L’objectif, pour ces copropriétaires, était avant tout de gagner en confort face à des étés de plus en plus chauds. "Ils doivent s'en mordre les doigts aujourd'hui avec la canicule", souligne Camille.

"Les appartements retiennent beaucoup la chaleur. Ils voulaient simplement un peu de confort, en prévision des étés où l’on pourrait atteindre 45 °C. En tout cas avec mon mari, on réfléchissait aussi à installer la clim, mais maintenant on sait que même si on voulait le faire, on ne pourrait probablement pas", souffle aussi cette Alsacienne.

"Les gens commencent à s’équiper de façon désordonnée"

Face à ces difficultés, certains copropriétaires choisissent d’anticiper plutôt que d’attendre que les premiers conflits apparaissent. C’est le cas d’Emmanuel Parody, consultant parisien, qui a entrepris de faire évoluer le règlement intérieur de son immeuble, une copropriété d’une quinzaine de lots du 20e arrondissement non équipée de climatisation.

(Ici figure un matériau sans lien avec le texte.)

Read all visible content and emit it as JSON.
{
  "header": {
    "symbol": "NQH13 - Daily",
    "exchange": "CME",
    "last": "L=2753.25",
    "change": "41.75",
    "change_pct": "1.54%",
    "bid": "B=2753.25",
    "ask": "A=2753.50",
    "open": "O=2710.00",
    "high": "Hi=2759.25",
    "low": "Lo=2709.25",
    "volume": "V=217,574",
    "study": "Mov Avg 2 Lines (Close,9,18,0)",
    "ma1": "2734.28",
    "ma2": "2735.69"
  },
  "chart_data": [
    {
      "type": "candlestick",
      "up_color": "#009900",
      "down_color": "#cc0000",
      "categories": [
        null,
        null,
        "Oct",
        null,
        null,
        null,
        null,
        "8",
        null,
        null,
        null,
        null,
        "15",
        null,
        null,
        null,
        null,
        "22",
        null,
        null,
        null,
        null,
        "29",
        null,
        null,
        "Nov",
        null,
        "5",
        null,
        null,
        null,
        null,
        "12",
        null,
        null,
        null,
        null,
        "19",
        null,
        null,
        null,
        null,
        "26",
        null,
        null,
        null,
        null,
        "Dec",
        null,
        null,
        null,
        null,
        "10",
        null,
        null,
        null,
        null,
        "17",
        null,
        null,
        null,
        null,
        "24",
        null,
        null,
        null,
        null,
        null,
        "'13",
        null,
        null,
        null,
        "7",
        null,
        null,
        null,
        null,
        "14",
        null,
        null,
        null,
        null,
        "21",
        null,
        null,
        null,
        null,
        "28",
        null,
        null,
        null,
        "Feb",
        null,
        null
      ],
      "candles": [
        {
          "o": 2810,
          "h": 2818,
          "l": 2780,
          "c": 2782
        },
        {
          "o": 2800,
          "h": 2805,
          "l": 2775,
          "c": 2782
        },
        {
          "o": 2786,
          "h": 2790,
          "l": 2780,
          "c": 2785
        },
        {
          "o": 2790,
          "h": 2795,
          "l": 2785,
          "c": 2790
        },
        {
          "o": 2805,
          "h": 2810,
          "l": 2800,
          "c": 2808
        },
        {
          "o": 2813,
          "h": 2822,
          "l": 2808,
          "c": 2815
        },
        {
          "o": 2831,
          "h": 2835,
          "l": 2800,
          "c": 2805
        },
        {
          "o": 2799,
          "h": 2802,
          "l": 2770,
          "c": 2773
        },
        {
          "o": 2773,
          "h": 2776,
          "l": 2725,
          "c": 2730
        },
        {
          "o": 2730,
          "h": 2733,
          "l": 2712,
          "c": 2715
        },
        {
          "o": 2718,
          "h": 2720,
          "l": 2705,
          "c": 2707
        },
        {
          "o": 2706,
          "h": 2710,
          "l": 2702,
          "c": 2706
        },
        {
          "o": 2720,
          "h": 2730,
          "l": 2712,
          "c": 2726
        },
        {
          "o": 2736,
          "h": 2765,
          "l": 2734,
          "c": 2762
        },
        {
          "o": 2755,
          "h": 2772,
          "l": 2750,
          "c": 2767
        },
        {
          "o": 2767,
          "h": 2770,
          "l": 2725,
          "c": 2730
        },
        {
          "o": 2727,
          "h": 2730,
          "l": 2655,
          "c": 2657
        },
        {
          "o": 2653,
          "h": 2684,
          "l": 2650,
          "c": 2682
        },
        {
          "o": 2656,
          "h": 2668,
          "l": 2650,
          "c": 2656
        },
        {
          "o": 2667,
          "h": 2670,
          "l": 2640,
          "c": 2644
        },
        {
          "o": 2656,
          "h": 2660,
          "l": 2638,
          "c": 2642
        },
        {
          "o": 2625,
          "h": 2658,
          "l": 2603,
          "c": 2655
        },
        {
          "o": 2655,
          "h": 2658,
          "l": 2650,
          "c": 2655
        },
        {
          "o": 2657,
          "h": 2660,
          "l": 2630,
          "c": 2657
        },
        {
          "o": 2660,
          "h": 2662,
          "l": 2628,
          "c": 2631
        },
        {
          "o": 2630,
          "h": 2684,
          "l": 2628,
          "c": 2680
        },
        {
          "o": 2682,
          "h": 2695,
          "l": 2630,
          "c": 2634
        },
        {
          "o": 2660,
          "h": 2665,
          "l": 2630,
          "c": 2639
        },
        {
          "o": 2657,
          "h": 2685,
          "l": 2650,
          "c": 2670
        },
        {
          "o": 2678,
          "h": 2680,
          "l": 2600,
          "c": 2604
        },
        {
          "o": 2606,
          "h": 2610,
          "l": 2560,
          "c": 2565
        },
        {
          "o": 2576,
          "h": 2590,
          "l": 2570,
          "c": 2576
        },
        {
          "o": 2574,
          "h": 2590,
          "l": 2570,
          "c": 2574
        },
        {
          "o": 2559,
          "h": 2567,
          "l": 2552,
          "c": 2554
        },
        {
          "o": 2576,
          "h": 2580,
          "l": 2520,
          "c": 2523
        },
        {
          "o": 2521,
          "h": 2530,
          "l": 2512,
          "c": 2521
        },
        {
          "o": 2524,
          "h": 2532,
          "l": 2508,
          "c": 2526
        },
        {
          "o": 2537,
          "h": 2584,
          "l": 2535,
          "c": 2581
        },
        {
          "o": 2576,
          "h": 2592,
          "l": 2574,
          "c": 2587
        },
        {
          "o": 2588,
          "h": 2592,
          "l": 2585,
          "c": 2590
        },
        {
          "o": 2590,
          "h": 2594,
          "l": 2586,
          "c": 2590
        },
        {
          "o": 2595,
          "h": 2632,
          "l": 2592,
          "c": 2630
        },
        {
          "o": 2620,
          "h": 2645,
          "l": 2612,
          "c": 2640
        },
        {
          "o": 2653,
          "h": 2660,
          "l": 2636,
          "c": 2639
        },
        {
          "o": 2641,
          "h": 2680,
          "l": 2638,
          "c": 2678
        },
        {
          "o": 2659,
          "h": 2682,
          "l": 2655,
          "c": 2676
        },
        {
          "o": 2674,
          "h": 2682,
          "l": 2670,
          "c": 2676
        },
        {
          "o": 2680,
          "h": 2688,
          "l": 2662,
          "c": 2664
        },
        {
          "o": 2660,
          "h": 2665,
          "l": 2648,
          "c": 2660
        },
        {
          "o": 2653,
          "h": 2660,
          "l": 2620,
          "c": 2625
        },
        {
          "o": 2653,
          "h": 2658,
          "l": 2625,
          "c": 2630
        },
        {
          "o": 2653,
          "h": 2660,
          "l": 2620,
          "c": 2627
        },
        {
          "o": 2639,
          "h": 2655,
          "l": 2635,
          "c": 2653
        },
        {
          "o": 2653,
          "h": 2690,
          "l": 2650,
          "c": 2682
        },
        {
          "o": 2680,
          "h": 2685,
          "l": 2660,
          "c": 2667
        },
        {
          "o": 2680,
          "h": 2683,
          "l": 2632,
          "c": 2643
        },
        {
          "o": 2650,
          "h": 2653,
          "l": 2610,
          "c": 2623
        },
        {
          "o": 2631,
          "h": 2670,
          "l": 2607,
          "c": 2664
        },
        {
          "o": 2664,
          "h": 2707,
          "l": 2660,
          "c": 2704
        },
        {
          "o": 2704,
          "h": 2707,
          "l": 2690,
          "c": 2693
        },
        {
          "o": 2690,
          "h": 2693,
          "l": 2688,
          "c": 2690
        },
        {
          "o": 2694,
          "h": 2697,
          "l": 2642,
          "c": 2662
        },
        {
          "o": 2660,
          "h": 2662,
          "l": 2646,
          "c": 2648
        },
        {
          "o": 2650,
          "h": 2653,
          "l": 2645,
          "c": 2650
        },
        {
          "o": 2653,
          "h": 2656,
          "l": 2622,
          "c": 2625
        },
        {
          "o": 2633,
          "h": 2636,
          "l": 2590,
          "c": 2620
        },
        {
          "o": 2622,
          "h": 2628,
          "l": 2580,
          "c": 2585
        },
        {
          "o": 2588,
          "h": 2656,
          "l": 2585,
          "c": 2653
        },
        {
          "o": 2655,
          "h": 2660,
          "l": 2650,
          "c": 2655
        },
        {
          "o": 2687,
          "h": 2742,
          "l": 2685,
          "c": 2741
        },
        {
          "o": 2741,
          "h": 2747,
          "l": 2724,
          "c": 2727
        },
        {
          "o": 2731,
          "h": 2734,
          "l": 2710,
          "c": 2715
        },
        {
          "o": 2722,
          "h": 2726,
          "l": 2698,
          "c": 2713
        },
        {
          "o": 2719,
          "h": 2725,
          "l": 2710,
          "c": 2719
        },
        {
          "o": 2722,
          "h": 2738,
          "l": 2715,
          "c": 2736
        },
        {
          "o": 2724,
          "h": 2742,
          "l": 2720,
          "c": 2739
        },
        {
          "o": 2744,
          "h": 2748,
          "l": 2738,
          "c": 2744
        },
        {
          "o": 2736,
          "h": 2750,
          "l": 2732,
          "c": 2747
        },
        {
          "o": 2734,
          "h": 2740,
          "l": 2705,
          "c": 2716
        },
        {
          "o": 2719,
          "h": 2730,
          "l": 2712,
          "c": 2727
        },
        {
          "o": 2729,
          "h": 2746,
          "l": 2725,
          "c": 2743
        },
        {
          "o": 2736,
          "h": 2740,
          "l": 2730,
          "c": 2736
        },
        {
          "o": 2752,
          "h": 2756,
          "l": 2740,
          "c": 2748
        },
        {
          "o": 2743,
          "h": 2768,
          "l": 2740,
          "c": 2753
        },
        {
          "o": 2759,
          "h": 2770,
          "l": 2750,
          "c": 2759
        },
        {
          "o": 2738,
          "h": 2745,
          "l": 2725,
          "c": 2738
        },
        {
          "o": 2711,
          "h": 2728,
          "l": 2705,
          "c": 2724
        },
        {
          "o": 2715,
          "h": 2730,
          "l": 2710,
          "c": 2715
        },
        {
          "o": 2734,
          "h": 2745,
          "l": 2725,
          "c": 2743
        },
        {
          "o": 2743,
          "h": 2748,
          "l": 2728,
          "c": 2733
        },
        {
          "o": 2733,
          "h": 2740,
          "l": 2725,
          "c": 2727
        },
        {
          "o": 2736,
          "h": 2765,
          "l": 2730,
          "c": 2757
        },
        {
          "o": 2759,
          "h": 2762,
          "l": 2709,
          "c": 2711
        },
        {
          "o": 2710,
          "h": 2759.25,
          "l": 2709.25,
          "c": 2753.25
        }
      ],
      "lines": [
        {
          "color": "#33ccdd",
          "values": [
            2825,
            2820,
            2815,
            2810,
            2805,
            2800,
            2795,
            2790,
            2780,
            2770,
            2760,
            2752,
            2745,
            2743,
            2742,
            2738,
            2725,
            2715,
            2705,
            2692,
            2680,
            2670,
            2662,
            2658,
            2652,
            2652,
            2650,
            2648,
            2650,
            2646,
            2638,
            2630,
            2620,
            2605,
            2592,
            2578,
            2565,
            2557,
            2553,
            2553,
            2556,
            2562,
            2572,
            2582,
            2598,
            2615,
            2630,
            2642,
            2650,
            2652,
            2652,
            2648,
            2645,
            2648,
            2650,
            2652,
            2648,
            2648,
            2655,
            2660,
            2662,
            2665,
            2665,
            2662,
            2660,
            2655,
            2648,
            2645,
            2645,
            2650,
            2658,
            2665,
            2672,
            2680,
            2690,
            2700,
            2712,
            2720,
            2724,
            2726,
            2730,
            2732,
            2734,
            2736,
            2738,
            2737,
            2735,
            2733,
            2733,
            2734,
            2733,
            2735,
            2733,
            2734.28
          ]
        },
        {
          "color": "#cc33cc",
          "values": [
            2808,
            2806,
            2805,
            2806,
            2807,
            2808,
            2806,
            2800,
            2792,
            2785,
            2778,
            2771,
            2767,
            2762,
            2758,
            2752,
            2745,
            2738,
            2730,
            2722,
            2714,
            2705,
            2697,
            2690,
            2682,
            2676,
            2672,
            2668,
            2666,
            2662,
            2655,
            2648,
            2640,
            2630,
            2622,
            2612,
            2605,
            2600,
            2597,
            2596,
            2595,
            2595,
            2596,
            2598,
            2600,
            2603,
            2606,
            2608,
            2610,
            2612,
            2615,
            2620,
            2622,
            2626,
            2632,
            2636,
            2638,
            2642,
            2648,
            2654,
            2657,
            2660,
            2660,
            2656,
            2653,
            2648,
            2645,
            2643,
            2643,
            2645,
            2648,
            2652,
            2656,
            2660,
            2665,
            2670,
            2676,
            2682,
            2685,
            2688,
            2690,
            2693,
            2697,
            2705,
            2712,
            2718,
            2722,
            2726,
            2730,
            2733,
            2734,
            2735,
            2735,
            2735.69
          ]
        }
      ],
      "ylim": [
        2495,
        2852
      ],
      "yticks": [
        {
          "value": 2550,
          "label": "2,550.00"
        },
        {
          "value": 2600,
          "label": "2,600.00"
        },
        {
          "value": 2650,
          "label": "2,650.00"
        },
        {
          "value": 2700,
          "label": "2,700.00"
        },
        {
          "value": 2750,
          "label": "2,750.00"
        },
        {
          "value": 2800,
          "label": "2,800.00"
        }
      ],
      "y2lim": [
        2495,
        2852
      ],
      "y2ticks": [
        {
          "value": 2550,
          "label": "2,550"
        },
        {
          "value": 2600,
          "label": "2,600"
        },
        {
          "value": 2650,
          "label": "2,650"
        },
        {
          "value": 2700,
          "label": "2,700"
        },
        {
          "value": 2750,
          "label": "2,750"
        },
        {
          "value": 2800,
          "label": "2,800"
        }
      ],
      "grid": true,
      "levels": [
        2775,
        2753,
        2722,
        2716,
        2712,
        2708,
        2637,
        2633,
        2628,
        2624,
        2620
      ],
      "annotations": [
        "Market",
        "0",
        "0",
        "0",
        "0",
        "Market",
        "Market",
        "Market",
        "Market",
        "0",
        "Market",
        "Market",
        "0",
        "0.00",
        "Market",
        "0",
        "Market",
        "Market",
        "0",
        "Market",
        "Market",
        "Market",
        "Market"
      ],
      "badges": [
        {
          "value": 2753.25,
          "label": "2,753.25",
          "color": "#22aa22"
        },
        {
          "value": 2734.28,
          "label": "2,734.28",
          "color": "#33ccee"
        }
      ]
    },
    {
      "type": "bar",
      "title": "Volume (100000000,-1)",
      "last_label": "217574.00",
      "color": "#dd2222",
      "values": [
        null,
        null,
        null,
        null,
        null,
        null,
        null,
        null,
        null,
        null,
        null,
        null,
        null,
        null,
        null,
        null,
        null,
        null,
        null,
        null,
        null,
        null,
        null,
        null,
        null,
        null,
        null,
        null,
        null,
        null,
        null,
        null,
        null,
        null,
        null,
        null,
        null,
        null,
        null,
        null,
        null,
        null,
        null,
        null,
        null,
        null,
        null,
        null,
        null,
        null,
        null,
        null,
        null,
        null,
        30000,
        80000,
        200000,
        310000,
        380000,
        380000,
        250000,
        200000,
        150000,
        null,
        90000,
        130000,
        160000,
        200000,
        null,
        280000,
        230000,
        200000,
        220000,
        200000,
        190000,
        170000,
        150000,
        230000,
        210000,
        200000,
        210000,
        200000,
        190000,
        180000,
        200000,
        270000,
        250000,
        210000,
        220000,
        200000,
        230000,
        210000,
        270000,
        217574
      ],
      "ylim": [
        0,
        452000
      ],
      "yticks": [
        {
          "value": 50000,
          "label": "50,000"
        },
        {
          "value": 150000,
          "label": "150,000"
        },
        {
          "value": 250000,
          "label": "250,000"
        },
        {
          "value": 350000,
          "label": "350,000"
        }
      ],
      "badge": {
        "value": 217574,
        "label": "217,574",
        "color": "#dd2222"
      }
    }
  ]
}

"On sent bien que les gens commencent à s’équiper de façon désordonnée, et tout le monde va découvrir qu’il est quasiment impossible d’obtenir l’accord de l’ensemble de la copropriété. L’idée, c’est donc de prendre les devants et de définir ce qui est autorisé ou interdit, plutôt que de devoir gérer des plaintes dans l’urgence", explique-t-il.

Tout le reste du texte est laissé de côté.